Uber Ruling Illustrates How Government Ruins Good Things

Steve Rider Steve Rider, Undesignated 1 Comment


With the recent ruling from the California Labor Commission declaring that Uber’s drivers must be treated as W-2 employees, California residents will have front-row seats to watch government ruin innovation and a thriving market. While many costs created by government go unnoticed, the inevitable hike in prices and decline in services will be an eye-opening experience for millions of Uber customers.

Uber’s rise in popularity is a textbook example of how free markets can improve society. For decades, citizens simply assumed expensive and elusive taxis were an inevitable way of life. This paradigm shifted in 2008 when two gentlemen, frustrated by a cab ride in Paris, envisioned something better. Fast forward to today and their idea is now one of the world’s most successful startups with valuations as high as $50 Billion.

While not much of a technical marvel, the creativity to envision the Uber system was brilliant and the benefits to society have been enormous. Billions of dollars have been saved by consumers. Over 160,000  jobs created. People can find vehicels quicker. Potential drunk drivers have cheaper alternatives for getting home. Drivers and passengers don’t require cash, reducing the risk of robbery for both parties.

All of this was achieved in a free market without government regulation.

This benefited everyone except taxi drivers, taxi unions, and bureaucrats tasked with issuing taxi medallions. Predictably, these entities have formed an unholy alliance to attack Uber with government force. As illustrated by this verdict, California’s ruling party seems all too eager to assist. Like insects descending on a flourishing farm, Sacramento Democrats see a thriving market as an opportunity to confiscate more revenue, justify more bureaucracy, and insert its inefficient business standards.

Personally, I have traveled thousands of miles via Uber (or Lyft). I have had plenty of interesting conversations with drivers. Not once has a driver complained that they wish they were a W-2 employee. The logic behind the ruling is puzzling if not non-existent  — Uber drivers pick their own hours, don’t wear a uniform, and don’t use company cars. Yet when one remembers that this decision came  from the LABOR Commission, which stands to inherit authority over the thousands of new W-2 employees (ultimately lining them up to be absorbed by unions), then this verdict makes complete sense. It’s business as usual in Sacramento as the Democrat machine continues to advance its authoritative influence with bad solutions to problems that never existed.

The decision will be appealed,  but if California eventually requires all drivers be W-2 employees it would be a devastating ruling for Uber. Their future plans of competing as a delivery service would be in jeopardy. Their $50 billion valuation would take a painful, if not devastating hit. They would face more legal entanglements as labor unions began to mobilize against them. This tsunami of bureaucratic hurdles would create costs inevitably resulting in price increases for passengers.

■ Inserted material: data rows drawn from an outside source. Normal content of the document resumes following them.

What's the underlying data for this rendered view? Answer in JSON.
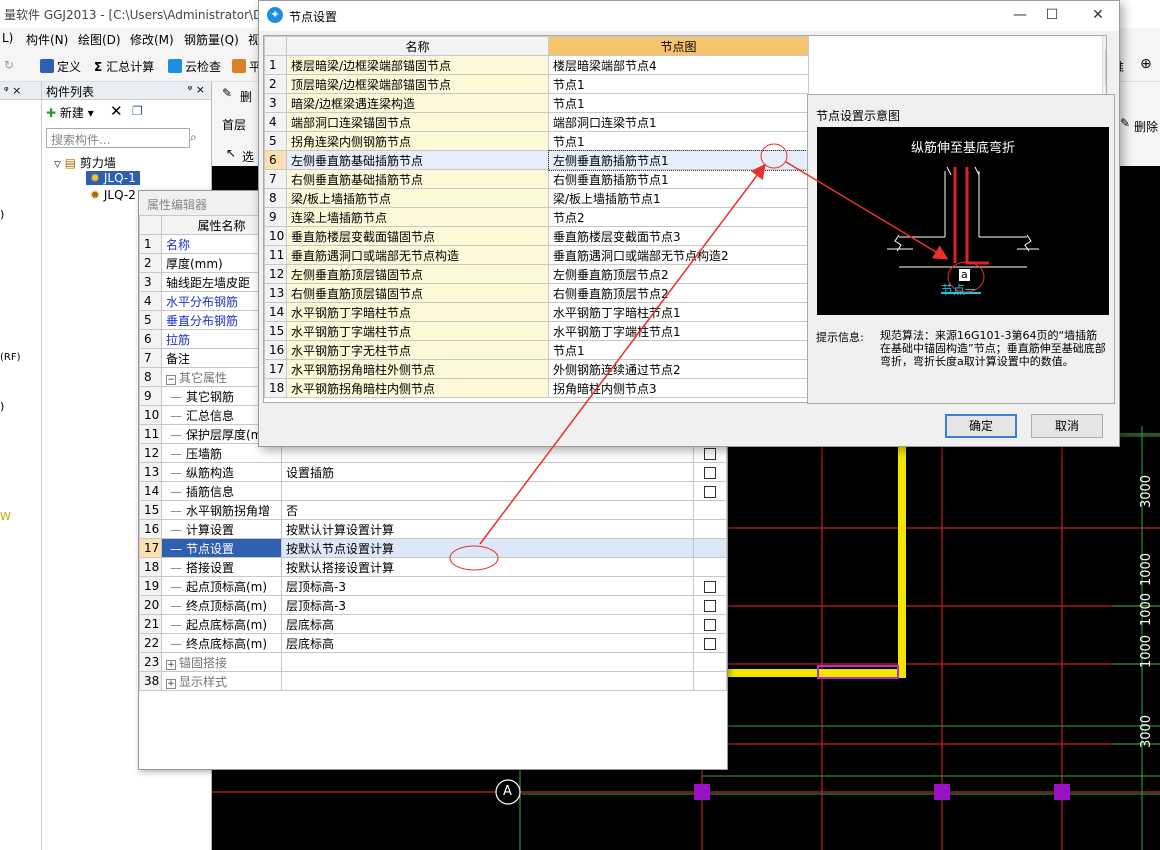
{
  "app": {
    "title": "量软件 GGJ2013 - [C:\\Users\\Administrator\\De",
    "menus": [
      "L)",
      "构件(N)",
      "绘图(D)",
      "修改(M)",
      "钢筋量(Q)",
      "视"
    ],
    "toolbar": [
      "定义",
      "汇总计算",
      "云检查",
      "平"
    ],
    "right_toolbar": [
      "推",
      "删除"
    ],
    "layer_label": "首层",
    "select_label": "选",
    "delete_label": "删"
  },
  "component_panel": {
    "title": "构件列表",
    "new_label": "新建",
    "search_placeholder": "搜索构件...",
    "tree_root": "剪力墙",
    "items": [
      "JLQ-1",
      "JLQ-2"
    ]
  },
  "left_strip": {
    "marks": [
      ")",
      "(RF)",
      ")",
      "W"
    ]
  },
  "property_editor": {
    "title": "属性编辑器",
    "header": "属性名称",
    "rows": [
      {
        "num": "1",
        "name": "名称",
        "value": "",
        "style": "blue",
        "cb": false
      },
      {
        "num": "2",
        "name": "厚度(mm)",
        "value": "",
        "style": "",
        "cb": false
      },
      {
        "num": "3",
        "name": "轴线距左墙皮距",
        "value": "",
        "style": "",
        "cb": false
      },
      {
        "num": "4",
        "name": "水平分布钢筋",
        "value": "",
        "style": "blue",
        "cb": false
      },
      {
        "num": "5",
        "name": "垂直分布钢筋",
        "value": "",
        "style": "blue",
        "cb": false
      },
      {
        "num": "6",
        "name": "拉筋",
        "value": "",
        "style": "blue",
        "cb": false
      },
      {
        "num": "7",
        "name": "备注",
        "value": "",
        "style": "",
        "cb": false
      },
      {
        "num": "8",
        "name": "其它属性",
        "value": "",
        "style": "grey",
        "cb": false,
        "group": "−"
      },
      {
        "num": "9",
        "name": "其它钢筋",
        "value": "",
        "style": "",
        "cb": false,
        "indent": true
      },
      {
        "num": "10",
        "name": "汇总信息",
        "value": "",
        "style": "",
        "cb": false,
        "indent": true
      },
      {
        "num": "11",
        "name": "保护层厚度(mm)",
        "value": "",
        "style": "",
        "cb": true,
        "indent": true
      },
      {
        "num": "12",
        "name": "压墙筋",
        "value": "",
        "style": "",
        "cb": true,
        "indent": true
      },
      {
        "num": "13",
        "name": "纵筋构造",
        "value": "设置插筋",
        "style": "",
        "cb": true,
        "indent": true
      },
      {
        "num": "14",
        "name": "插筋信息",
        "value": "",
        "style": "",
        "cb": true,
        "indent": true
      },
      {
        "num": "15",
        "name": "水平钢筋拐角增",
        "value": "否",
        "style": "",
        "cb": false,
        "indent": true
      },
      {
        "num": "16",
        "name": "计算设置",
        "value": "按默认计算设置计算",
        "style": "",
        "cb": false,
        "indent": true
      },
      {
        "num": "17",
        "name": "节点设置",
        "value": "按默认节点设置计算",
        "style": "",
        "cb": false,
        "indent": true,
        "selected": true
      },
      {
        "num": "18",
        "name": "搭接设置",
        "value": "按默认搭接设置计算",
        "style": "",
        "cb": false,
        "indent": true
      },
      {
        "num": "19",
        "name": "起点顶标高(m)",
        "value": "层顶标高-3",
        "style": "",
        "cb": true,
        "indent": true
      },
      {
        "num": "20",
        "name": "终点顶标高(m)",
        "value": "层顶标高-3",
        "style": "",
        "cb": true,
        "indent": true
      },
      {
        "num": "21",
        "name": "起点底标高(m)",
        "value": "层底标高",
        "style": "",
        "cb": true,
        "indent": true
      },
      {
        "num": "22",
        "name": "终点底标高(m)",
        "value": "层底标高",
        "style": "",
        "cb": true,
        "indent": true
      },
      {
        "num": "23",
        "name": "锚固搭接",
        "value": "",
        "style": "grey",
        "cb": false,
        "group": "+"
      },
      {
        "num": "38",
        "name": "显示样式",
        "value": "",
        "style": "grey",
        "cb": false,
        "group": "+"
      }
    ]
  },
  "node_dialog": {
    "title": "节点设置",
    "col_name": "名称",
    "col_node": "节点图",
    "rows": [
      {
        "num": "1",
        "name": "楼层暗梁/边框梁端部锚固节点",
        "node": "楼层暗梁端部节点4"
      },
      {
        "num": "2",
        "name": "顶层暗梁/边框梁端部锚固节点",
        "node": "节点1"
      },
      {
        "num": "3",
        "name": "暗梁/边框梁遇连梁构造",
        "node": "节点1"
      },
      {
        "num": "4",
        "name": "端部洞口连梁锚固节点",
        "node": "端部洞口连梁节点1"
      },
      {
        "num": "5",
        "name": "拐角连梁内侧钢筋节点",
        "node": "节点1"
      },
      {
        "num": "6",
        "name": "左侧垂直筋基础插筋节点",
        "node": "左侧垂直筋插筋节点1",
        "selected": true
      },
      {
        "num": "7",
        "name": "右侧垂直筋基础插筋节点",
        "node": "右侧垂直筋插筋节点1"
      },
      {
        "num": "8",
        "name": "梁/板上墙插筋节点",
        "node": "梁/板上墙插筋节点1"
      },
      {
        "num": "9",
        "name": "连梁上墙插筋节点",
        "node": "节点2"
      },
      {
        "num": "10",
        "name": "垂直筋楼层变截面锚固节点",
        "node": "垂直筋楼层变截面节点3"
      },
      {
        "num": "11",
        "name": "垂直筋遇洞口或端部无节点构造",
        "node": "垂直筋遇洞口或端部无节点构造2"
      },
      {
        "num": "12",
        "name": "左侧垂直筋顶层锚固节点",
        "node": "左侧垂直筋顶层节点2"
      },
      {
        "num": "13",
        "name": "右侧垂直筋顶层锚固节点",
        "node": "右侧垂直筋顶层节点2"
      },
      {
        "num": "14",
        "name": "水平钢筋丁字暗柱节点",
        "node": "水平钢筋丁字暗柱节点1"
      },
      {
        "num": "15",
        "name": "水平钢筋丁字端柱节点",
        "node": "水平钢筋丁字端柱节点1"
      },
      {
        "num": "16",
        "name": "水平钢筋丁字无柱节点",
        "node": "节点1"
      },
      {
        "num": "17",
        "name": "水平钢筋拐角暗柱外侧节点",
        "node": "外侧钢筋连续通过节点2"
      },
      {
        "num": "18",
        "name": "水平钢筋拐角暗柱内侧节点",
        "node": "拐角暗柱内侧节点3"
      }
    ],
    "preview_title": "节点设置示意图",
    "preview_caption": "纵筋伸至基底弯折",
    "preview_node_label": "节点一",
    "preview_dim": "a",
    "hint_label": "提示信息:",
    "hint_text": "规范算法：来源16G101-3第64页的“墙插筋在基础中锚固构造”节点；垂直筋伸至基础底部弯折，弯折长度a取计算设置中的数值。",
    "ok_label": "确定",
    "cancel_label": "取消"
  },
  "canvas": {
    "dims": [
      "3000",
      "1000",
      "1000",
      "1000",
      "3000"
    ],
    "axis": "A"
  }
}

Ironically Uber’s driving work force, those who purportedly need saving, would see undesirable results.  Under the current structure with independent contract drivers, it makes sense for Uber to contract out as many drivers as possible, irrespective of how often they want to work. This creates a great opportunity for part-time work for those who wish to earn income when their schedule permits. Using W-2 employees, Uber would have a heavy incentive to get more value out of less drivers. This would compel Uber to reduce the number of drivers in their workforce to only those willing to work full-time or meet certain quotes. All of the part-time employees who also work as students, parents, or any other field would see their flexible job privileges disappear.

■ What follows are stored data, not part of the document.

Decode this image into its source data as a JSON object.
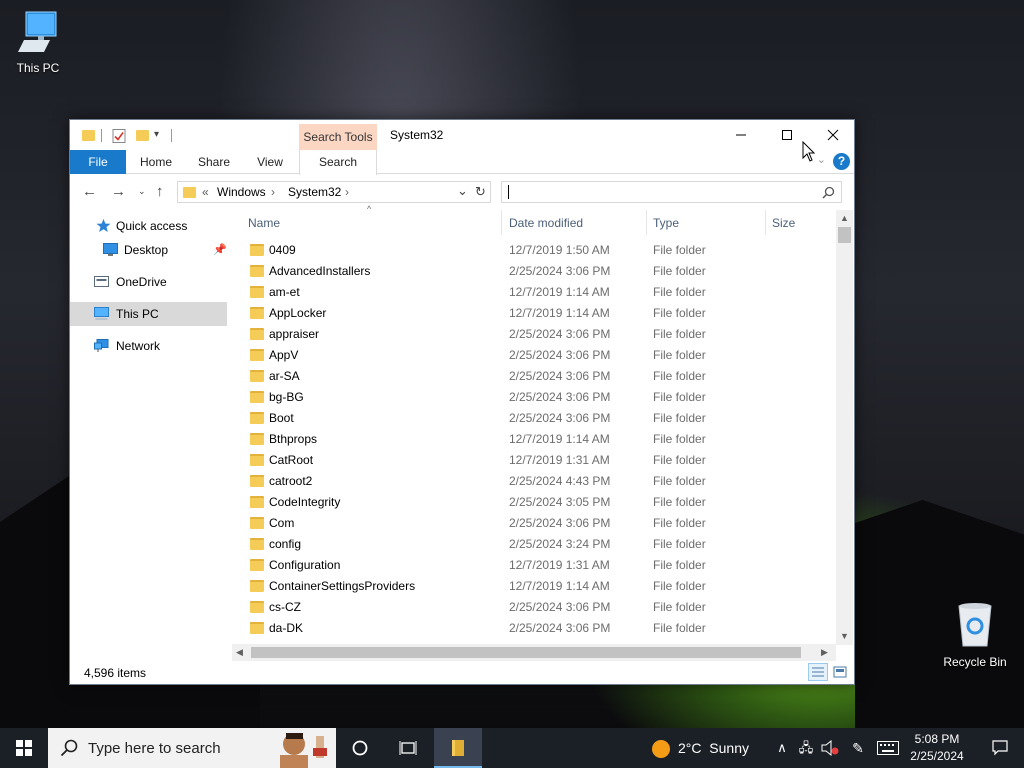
{
  "desktop": {
    "icons": [
      {
        "label": "This PC"
      },
      {
        "label": "Recycle Bin"
      }
    ]
  },
  "window": {
    "title": "System32",
    "contextual_tab_group": "Search Tools",
    "ribbon_tabs": [
      "File",
      "Home",
      "Share",
      "View",
      "Search"
    ],
    "address": {
      "overflow": "«",
      "crumbs": [
        "Windows",
        "System32"
      ]
    },
    "search": {
      "placeholder": "",
      "value": ""
    },
    "nav_pane": [
      {
        "label": "Quick access",
        "icon": "star-icon"
      },
      {
        "label": "Desktop",
        "icon": "desktop-icon"
      },
      {
        "label": "OneDrive",
        "icon": "onedrive-icon"
      },
      {
        "label": "This PC",
        "icon": "pc-icon"
      },
      {
        "label": "Network",
        "icon": "network-icon"
      }
    ],
    "columns": [
      "Name",
      "Date modified",
      "Type",
      "Size"
    ],
    "rows": [
      {
        "name": "0409",
        "date": "12/7/2019 1:50 AM",
        "type": "File folder"
      },
      {
        "name": "AdvancedInstallers",
        "date": "2/25/2024 3:06 PM",
        "type": "File folder"
      },
      {
        "name": "am-et",
        "date": "12/7/2019 1:14 AM",
        "type": "File folder"
      },
      {
        "name": "AppLocker",
        "date": "12/7/2019 1:14 AM",
        "type": "File folder"
      },
      {
        "name": "appraiser",
        "date": "2/25/2024 3:06 PM",
        "type": "File folder"
      },
      {
        "name": "AppV",
        "date": "2/25/2024 3:06 PM",
        "type": "File folder"
      },
      {
        "name": "ar-SA",
        "date": "2/25/2024 3:06 PM",
        "type": "File folder"
      },
      {
        "name": "bg-BG",
        "date": "2/25/2024 3:06 PM",
        "type": "File folder"
      },
      {
        "name": "Boot",
        "date": "2/25/2024 3:06 PM",
        "type": "File folder"
      },
      {
        "name": "Bthprops",
        "date": "12/7/2019 1:14 AM",
        "type": "File folder"
      },
      {
        "name": "CatRoot",
        "date": "12/7/2019 1:31 AM",
        "type": "File folder"
      },
      {
        "name": "catroot2",
        "date": "2/25/2024 4:43 PM",
        "type": "File folder"
      },
      {
        "name": "CodeIntegrity",
        "date": "2/25/2024 3:05 PM",
        "type": "File folder"
      },
      {
        "name": "Com",
        "date": "2/25/2024 3:06 PM",
        "type": "File folder"
      },
      {
        "name": "config",
        "date": "2/25/2024 3:24 PM",
        "type": "File folder"
      },
      {
        "name": "Configuration",
        "date": "12/7/2019 1:31 AM",
        "type": "File folder"
      },
      {
        "name": "ContainerSettingsProviders",
        "date": "12/7/2019 1:14 AM",
        "type": "File folder"
      },
      {
        "name": "cs-CZ",
        "date": "2/25/2024 3:06 PM",
        "type": "File folder"
      },
      {
        "name": "da-DK",
        "date": "2/25/2024 3:06 PM",
        "type": "File folder"
      }
    ],
    "status": {
      "item_count": "4,596 items"
    }
  },
  "taskbar": {
    "search_placeholder": "Type here to search",
    "weather": {
      "temp": "2°C",
      "condition": "Sunny"
    },
    "clock": {
      "time": "5:08 PM",
      "date": "2/25/2024"
    }
  },
  "colors": {
    "accent": "#1979ca",
    "folder": "#f5cc57",
    "search_tools": "#fbd7c3",
    "taskbar": "#1b1f26"
  }
}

If there’s any sort of grim satisfaction in all of this it’s that Uber was founded literally on the streets of San Francisco, perhaps America’s most liberal city. Uber maintains a considerable base of drivers and passengers coming from the liberal political spectrum — especially graduate students. It’s conceivable that many of these supporters have also mindlessly supported the Democrat agenda of strict government regulations “to keep the evil free markets in check.” Perhaps as they watch their beloved market be town apart by state regulators, they will reconsider their open-invitation for government to intrude on voluntary trade. Demanding government force can be a dangerous request.


Comments 1

  1. As far as I know, NO cab company in American forbids their passengers from legally carrying a concealed firearm in transit. And I suspect many such companies have no policy on their drivers packing heat — it’s a dangerous and vulnerable occupation. It’s NOT an insurance issue, it seems to me.

    Yet Uber has announced it’s banning any drivers who pack heat, OR a passenger(!) — even when it’s perfectly legal to do so in a state. Bad idea. For many of us, that’s a great reason to use an Uber competitor.

    Of course, as independent contractors (IF independent contractors!), Uber drivers can simply announce they don’t want to pick up any armed passenger — and freely announce that they are unarmed (many doubtless would prefer their passengers are uncertain — a deterrent strategy). These are simple options that I’m confident can be added to the Uber app.

    Let people decide who they are comfortable riding with.